On 05/26/2017 04:58 AM, Alexander Monakov wrote:
> On Wed, 17 May 2017, Alexander Monakov wrote:
>
>> Ping.
>
> Ping^2?
>
>> (to be clear, patch 2/2 is my previous followup in this thread, I forgot to
>> adjust the subject line; it should have said:
>> "[PATCH 2/2] x86: add compiler memory barriers when expanding atomic_load").
>>
>> On Wed, 10 May 2017, Alexander Monakov wrote:
>>
>>> Hi,
>>>
>>> When expanding __atomic_thread_fence(x) to RTL, the i386 backend doesn't
>>> emit
>>> any instruction except for x==__ATOMIC_SEQ_CST (which emits 'mfence').
>>> This
>>> is incorrect: although no machine barrier is needed, the compiler still must
>>> emit a compiler barrier into the IR to prevent propagation and code motion
>>> across the fence. The testcase added with the patch shows how it can lead
>>> to a miscompilation.
>>>
>>> The proposed patch fixes it by handling non-seq-cst fences exactly like
>>> __atomic_signal_fence is expanded, by emitting asm volatile("":::"memory").
>>>
>>> The s390 backend uses the a similar mem_thread_fence expansion, so the patch
>>> fixes both backends in the same manner.
>>>
>>> Bootstrapped and regtested on x86_64; also checked that s390-linux cc1
>>> successfully builds after the change. OK for trunk?
>>>
>>> (the original source code in the PR was misusing atomic fences by doing
>>> something like
>>>
>>> void f(int *p)
>>> {
>>> while (*p)
>>> __atomic_thread_fence(__ATOMIC_ACQUIRE);
>>> }
>>>
>>> but since *p is not atomic, a concurrent write to *p would cause a data
>>> race and
>>> thus invoke undefined behavior; also, if *p is false prior to entering the
>>> loop,
>>> execution does not encounter the fence; new test here has code usable
>>> without UB)
>>>
>>> Alexander
>>>
>>> * config/i386/sync.md (mem_thread_fence): Emit a compiler barrier for
>>> non-seq-cst fences. Adjust comment.
>>> * config/s390/s390.md (mem_thread_fence): Likewise.

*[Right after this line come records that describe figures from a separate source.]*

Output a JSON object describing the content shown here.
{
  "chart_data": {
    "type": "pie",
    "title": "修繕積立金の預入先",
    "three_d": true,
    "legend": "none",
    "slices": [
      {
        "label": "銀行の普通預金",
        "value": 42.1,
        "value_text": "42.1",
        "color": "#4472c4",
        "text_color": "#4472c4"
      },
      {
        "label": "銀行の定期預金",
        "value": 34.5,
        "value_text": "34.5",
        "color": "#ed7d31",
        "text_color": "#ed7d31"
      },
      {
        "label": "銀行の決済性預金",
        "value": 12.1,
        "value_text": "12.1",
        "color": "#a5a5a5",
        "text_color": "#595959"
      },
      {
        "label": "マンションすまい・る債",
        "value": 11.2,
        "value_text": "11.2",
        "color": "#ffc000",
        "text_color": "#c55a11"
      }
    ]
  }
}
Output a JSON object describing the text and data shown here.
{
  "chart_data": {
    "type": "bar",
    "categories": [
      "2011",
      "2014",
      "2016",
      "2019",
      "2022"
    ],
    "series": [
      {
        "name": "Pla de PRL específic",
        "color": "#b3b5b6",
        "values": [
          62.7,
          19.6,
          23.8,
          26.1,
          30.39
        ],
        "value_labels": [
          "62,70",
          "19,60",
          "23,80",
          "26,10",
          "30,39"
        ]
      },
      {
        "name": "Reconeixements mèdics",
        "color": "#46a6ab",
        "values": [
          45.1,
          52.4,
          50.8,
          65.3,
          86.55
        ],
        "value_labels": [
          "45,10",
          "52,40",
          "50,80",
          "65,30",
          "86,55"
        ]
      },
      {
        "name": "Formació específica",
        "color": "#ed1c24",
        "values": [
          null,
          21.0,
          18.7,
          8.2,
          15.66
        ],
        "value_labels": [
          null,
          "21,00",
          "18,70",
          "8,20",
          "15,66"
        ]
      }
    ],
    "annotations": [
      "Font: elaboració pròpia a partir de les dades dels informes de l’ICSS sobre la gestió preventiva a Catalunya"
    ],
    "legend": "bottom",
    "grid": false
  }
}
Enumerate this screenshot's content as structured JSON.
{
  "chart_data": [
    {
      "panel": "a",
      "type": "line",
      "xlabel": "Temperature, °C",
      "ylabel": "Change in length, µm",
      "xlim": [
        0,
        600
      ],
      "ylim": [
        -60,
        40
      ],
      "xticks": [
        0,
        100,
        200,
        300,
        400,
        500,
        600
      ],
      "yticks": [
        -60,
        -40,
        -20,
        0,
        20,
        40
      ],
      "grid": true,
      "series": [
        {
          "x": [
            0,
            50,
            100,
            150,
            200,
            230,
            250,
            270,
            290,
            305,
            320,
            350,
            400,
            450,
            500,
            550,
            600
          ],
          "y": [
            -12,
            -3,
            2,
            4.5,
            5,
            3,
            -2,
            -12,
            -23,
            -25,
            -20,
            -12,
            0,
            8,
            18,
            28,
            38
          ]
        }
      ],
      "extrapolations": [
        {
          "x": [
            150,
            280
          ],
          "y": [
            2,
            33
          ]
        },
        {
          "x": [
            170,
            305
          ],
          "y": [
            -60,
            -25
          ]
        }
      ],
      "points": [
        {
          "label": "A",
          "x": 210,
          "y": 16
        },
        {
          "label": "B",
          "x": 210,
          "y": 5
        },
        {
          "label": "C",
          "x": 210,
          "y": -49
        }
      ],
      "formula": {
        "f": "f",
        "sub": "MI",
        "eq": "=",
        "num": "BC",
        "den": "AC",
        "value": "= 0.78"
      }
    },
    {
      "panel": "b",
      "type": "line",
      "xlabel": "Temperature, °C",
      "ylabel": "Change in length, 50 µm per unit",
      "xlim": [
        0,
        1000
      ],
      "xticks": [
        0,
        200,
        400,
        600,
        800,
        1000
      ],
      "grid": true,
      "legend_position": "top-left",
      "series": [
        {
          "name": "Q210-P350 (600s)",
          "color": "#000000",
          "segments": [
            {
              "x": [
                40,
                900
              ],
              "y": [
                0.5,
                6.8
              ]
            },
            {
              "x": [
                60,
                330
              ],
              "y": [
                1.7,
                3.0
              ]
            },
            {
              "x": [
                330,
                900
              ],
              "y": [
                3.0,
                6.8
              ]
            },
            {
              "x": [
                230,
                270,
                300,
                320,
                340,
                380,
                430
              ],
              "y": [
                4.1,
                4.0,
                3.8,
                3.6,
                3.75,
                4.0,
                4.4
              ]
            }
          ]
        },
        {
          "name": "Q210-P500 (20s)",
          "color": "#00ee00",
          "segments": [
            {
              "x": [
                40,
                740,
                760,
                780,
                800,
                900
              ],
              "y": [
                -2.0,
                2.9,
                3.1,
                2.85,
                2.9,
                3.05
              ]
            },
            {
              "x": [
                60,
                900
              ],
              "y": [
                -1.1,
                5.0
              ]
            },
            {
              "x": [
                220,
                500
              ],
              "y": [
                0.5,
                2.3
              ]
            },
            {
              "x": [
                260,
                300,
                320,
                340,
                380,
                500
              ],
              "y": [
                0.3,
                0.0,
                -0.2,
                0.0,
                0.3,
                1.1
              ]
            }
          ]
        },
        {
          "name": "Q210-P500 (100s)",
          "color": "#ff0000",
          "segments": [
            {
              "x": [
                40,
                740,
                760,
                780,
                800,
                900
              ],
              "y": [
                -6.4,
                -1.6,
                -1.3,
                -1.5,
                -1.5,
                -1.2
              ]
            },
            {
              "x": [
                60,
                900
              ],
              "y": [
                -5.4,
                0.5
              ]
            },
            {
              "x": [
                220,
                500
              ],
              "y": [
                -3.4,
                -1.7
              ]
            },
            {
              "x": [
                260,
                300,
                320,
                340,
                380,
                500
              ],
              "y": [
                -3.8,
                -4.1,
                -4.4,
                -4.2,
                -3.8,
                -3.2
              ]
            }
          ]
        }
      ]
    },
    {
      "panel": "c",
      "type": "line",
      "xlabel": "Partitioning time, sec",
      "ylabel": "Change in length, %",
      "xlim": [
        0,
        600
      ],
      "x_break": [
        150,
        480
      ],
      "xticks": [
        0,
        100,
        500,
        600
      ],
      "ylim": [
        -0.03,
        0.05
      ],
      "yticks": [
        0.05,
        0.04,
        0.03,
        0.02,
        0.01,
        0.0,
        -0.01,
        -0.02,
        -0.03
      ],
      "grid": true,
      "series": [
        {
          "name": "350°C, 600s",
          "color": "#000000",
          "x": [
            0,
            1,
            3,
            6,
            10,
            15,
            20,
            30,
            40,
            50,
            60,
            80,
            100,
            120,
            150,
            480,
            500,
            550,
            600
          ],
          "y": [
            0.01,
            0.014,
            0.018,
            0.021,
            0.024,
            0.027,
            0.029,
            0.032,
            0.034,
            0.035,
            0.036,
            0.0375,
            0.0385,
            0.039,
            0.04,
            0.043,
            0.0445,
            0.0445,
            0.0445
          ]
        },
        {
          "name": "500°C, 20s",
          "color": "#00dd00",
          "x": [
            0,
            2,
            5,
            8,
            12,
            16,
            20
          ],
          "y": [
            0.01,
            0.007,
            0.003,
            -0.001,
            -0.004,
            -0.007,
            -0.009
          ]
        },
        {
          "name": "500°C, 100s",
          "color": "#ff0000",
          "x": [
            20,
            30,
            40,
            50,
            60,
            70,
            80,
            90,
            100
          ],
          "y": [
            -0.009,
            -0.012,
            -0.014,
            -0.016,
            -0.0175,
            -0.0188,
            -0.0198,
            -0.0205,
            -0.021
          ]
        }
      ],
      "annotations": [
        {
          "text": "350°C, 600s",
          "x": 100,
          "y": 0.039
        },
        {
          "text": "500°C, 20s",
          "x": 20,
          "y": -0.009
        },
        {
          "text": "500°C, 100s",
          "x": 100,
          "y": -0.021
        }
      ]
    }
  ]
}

>>> * optabs.c (expand_asm_memory_barrier): Export.
>>> * optabs.h (expand_asm_memory_barrier): Declare.
>>> testsuite/
>>> * gcc.target/i386/pr80640-1.c: New testcase.
So I think this is up to the target maintainers. I have no concerns
with enabling use of expand_asm_memory_barrier to be used outside of
optabs. So if the s390/x86 maintainers want to go forward, the optabs
changes are pre-approved.
The reasoning seems sound to me -- we may not need fencing at the
hardware level because it gives a certain set of guarantees, but we may
still need them at the compiler level to prevent undesirable code
motions across the fence point in the compiler.
Jeff